An outside advisory panel recently presented evidence that the decongestant phenylephrine, found in many over-the-counter flu medications, doesn’t help with congestion. Now, widely used flu treatments like Sudafed, Dayquil, Mucinex and similar products may lose their FDA endorsement as “generally recognized as safe and effective.”

If they do, they could be pulled from the shelves for reevaluation. This is troublesome for two reasons.

First, if the FDA orders these drugs off the market, millions of Americans will be without the medicine they rely on to treat common illnesses and allergies. Nearly half of all U.S. households used a decongestant last year. Several COVID-19 “variants of concern” emerging recently also make it terrible timing to remove any medicines that help treat flulike symptoms.

Second, and perhaps more concerning, is that phenylephrine’s lackluster record as a decongestant is nothing new.

The FDA began asking whether it helped with congestion in 2008. Numerous peer-reviewed studies appearing about a decade ago confirmed it didn’t. So, why is the agency so late to realize and act on this long-known information? And will it now overcompensate and remove products that help millions of patients?

The prognosis is not good.

On average, it takes a new drug between 12 and 15 years to clear the FDA’s long, repetitive and expensive approval process. The same medicines take about three years to get approved in Europe. After a drug is approved in the United States, it undergoes an additional 14 years, on average, of post-market surveillance, where it can be removed from the market even though it was already approved.

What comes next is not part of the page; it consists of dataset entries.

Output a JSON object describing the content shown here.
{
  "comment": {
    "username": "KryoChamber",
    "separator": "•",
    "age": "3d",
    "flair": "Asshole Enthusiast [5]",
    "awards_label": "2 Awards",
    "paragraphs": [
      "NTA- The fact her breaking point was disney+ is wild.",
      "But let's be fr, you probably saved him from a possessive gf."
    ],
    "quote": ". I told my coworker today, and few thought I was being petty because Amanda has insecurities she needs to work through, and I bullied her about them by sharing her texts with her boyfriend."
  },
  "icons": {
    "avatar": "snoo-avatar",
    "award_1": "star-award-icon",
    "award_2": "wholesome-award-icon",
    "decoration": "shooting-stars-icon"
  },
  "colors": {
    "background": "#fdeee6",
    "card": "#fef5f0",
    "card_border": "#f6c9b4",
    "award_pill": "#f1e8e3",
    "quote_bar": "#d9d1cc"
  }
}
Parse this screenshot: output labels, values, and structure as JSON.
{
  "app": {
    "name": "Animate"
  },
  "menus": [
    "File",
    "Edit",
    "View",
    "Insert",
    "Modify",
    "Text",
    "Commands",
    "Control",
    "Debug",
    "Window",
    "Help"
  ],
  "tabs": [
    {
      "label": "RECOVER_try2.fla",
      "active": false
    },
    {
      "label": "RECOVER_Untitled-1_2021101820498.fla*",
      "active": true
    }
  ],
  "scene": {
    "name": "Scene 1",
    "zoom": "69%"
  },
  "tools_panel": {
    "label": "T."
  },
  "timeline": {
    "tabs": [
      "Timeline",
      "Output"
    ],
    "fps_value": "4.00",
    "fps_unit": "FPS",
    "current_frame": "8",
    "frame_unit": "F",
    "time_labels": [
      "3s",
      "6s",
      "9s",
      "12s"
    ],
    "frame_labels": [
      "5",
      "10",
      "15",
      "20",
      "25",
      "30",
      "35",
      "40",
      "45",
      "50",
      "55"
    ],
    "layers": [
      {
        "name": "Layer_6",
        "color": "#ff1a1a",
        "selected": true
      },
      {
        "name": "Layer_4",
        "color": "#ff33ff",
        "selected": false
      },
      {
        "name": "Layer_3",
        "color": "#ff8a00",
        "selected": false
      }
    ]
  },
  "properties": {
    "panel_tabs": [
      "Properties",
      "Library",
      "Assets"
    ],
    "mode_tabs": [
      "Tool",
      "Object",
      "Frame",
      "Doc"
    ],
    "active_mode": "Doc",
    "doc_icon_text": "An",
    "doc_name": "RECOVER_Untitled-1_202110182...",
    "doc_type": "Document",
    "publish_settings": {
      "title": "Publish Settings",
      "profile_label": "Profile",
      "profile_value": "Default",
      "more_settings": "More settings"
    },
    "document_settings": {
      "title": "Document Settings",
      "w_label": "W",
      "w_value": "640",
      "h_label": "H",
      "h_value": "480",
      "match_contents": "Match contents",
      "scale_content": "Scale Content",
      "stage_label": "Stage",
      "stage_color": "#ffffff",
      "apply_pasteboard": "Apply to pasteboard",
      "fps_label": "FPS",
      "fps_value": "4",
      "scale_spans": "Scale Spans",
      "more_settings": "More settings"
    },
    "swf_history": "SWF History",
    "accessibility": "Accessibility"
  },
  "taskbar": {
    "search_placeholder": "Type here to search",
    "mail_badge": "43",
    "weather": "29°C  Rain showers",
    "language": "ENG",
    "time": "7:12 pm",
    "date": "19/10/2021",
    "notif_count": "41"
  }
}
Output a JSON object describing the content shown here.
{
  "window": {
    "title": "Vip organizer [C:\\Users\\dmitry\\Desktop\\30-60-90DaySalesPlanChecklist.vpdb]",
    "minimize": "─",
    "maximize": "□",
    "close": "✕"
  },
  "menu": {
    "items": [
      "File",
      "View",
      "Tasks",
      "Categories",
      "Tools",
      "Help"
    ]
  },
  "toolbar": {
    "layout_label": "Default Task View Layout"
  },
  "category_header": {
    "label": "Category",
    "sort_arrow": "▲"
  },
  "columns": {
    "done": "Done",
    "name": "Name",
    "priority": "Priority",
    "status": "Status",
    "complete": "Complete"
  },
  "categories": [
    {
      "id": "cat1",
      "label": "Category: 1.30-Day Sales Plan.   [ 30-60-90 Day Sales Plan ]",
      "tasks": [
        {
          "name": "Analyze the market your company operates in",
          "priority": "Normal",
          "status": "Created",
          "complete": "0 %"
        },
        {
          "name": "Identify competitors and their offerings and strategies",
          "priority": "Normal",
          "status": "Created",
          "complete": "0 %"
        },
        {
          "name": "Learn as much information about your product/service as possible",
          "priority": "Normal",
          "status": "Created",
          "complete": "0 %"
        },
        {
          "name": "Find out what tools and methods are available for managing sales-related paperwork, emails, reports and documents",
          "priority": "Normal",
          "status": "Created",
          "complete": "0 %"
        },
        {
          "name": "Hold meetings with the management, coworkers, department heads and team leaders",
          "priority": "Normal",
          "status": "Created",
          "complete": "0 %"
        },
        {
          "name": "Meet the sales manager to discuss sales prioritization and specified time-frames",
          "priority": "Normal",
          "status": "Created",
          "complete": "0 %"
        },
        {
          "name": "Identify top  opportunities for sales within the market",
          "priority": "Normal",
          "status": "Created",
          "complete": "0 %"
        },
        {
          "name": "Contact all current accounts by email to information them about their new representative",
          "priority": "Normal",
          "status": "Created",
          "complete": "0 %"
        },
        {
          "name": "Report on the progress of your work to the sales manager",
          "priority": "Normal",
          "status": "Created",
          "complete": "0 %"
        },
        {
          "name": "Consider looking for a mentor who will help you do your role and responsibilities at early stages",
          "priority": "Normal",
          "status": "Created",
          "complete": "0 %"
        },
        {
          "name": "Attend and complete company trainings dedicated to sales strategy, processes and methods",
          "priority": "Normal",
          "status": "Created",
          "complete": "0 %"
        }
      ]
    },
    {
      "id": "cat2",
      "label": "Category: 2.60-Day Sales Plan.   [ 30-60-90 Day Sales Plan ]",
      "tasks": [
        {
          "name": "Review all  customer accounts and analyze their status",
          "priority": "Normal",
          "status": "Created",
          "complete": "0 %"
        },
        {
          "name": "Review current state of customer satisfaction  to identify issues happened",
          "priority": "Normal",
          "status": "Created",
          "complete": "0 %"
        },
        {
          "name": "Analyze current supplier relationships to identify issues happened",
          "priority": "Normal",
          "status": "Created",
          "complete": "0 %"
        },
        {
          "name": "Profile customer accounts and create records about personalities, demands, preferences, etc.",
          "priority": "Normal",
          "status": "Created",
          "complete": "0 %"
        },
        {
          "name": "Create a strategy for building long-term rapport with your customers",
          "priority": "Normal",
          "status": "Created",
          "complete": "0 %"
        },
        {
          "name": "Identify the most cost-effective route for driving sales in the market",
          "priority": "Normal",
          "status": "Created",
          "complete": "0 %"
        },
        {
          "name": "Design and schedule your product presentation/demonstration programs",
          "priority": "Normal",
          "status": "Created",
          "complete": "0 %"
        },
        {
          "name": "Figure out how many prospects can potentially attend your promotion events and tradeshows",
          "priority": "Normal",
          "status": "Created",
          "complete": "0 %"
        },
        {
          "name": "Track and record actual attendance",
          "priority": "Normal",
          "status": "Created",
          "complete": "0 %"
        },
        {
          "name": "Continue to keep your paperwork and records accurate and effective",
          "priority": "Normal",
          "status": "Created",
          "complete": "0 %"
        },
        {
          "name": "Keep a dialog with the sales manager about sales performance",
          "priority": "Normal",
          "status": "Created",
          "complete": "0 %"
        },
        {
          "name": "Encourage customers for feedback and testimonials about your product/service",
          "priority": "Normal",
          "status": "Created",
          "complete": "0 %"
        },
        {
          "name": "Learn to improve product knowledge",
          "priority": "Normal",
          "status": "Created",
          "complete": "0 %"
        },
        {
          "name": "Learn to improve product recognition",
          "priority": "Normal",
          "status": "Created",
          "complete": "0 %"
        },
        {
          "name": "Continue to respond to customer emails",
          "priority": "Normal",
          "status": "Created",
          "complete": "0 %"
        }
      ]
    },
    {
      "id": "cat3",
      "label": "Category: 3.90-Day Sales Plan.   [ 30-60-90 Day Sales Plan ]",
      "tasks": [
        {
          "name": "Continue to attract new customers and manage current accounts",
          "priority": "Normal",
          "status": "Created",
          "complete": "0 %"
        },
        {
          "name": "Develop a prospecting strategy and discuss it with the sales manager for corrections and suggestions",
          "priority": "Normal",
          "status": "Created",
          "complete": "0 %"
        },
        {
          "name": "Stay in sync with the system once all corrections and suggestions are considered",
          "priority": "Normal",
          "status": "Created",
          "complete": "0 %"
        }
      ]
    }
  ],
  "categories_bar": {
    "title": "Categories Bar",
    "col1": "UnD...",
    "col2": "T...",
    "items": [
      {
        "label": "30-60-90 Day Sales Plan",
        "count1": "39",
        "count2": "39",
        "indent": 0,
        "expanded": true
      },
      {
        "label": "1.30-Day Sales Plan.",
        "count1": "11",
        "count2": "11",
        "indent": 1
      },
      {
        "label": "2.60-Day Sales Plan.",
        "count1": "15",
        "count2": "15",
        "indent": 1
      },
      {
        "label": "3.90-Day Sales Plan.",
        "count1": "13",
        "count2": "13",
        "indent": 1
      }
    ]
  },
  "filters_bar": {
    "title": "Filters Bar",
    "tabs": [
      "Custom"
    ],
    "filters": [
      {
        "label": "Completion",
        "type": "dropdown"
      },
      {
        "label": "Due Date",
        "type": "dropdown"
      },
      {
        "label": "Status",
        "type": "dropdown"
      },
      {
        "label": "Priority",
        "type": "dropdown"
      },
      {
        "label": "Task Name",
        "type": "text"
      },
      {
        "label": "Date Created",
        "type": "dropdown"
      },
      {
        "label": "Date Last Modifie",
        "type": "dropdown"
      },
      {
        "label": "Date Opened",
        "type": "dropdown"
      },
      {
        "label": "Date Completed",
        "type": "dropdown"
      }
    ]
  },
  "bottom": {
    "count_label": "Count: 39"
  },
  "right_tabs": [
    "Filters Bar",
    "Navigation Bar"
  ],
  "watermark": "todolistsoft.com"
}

FDA removal of drugs and other products from the market after approval is alarmingly predictable. A recent article published in the academic journal Bioinformatics features a model that accurately predicts with more than 50 percent accuracy (an alarmingly high figure in this context) which drugs the FDA will withdraw from the market. Similar models can do the same for contaminated food recalls.

If the agency does decide to order phenylephrine products from the market, it would be far from the first time it overreacted and left patients desolate.

Since 2015, the Owlet Smart Sock helped millions of parents monitor their baby’s oxygen levels and heart rate. Two years ago, the FDA ordered them off shelves for not being formally approved as a medical device. The following year, the United States experienced one of the worst seasons of RSV—a hazardous and potentially deadly virus for newborns. While it’s not to imply the FDA’s decision caused the RSV surge, it’s undeniable that parents lacked a potentially crucial monitoring tool during this crisis.

There are still no commercially available products approved by the FDA to help parents track these vital organ functions.

Last year, a crippling baby formula shortage swept the nation, leading parents to dangerously ration their supplies. At the same time, the FDA refused to amend its 90-day mandatory waiting period or its nutritional labeling requirements to allow foreign formulas into the country. Not even the threat of widespread malnourishment was enough to make the FDA reconsider its approach.

There is no question the FDA should keep phenylephrine products on the shelves. But given its recent decisions to withhold and remove vital products from markets, there is no reassurance it will make the right decision.

That should worry us more than any flulike symptoms.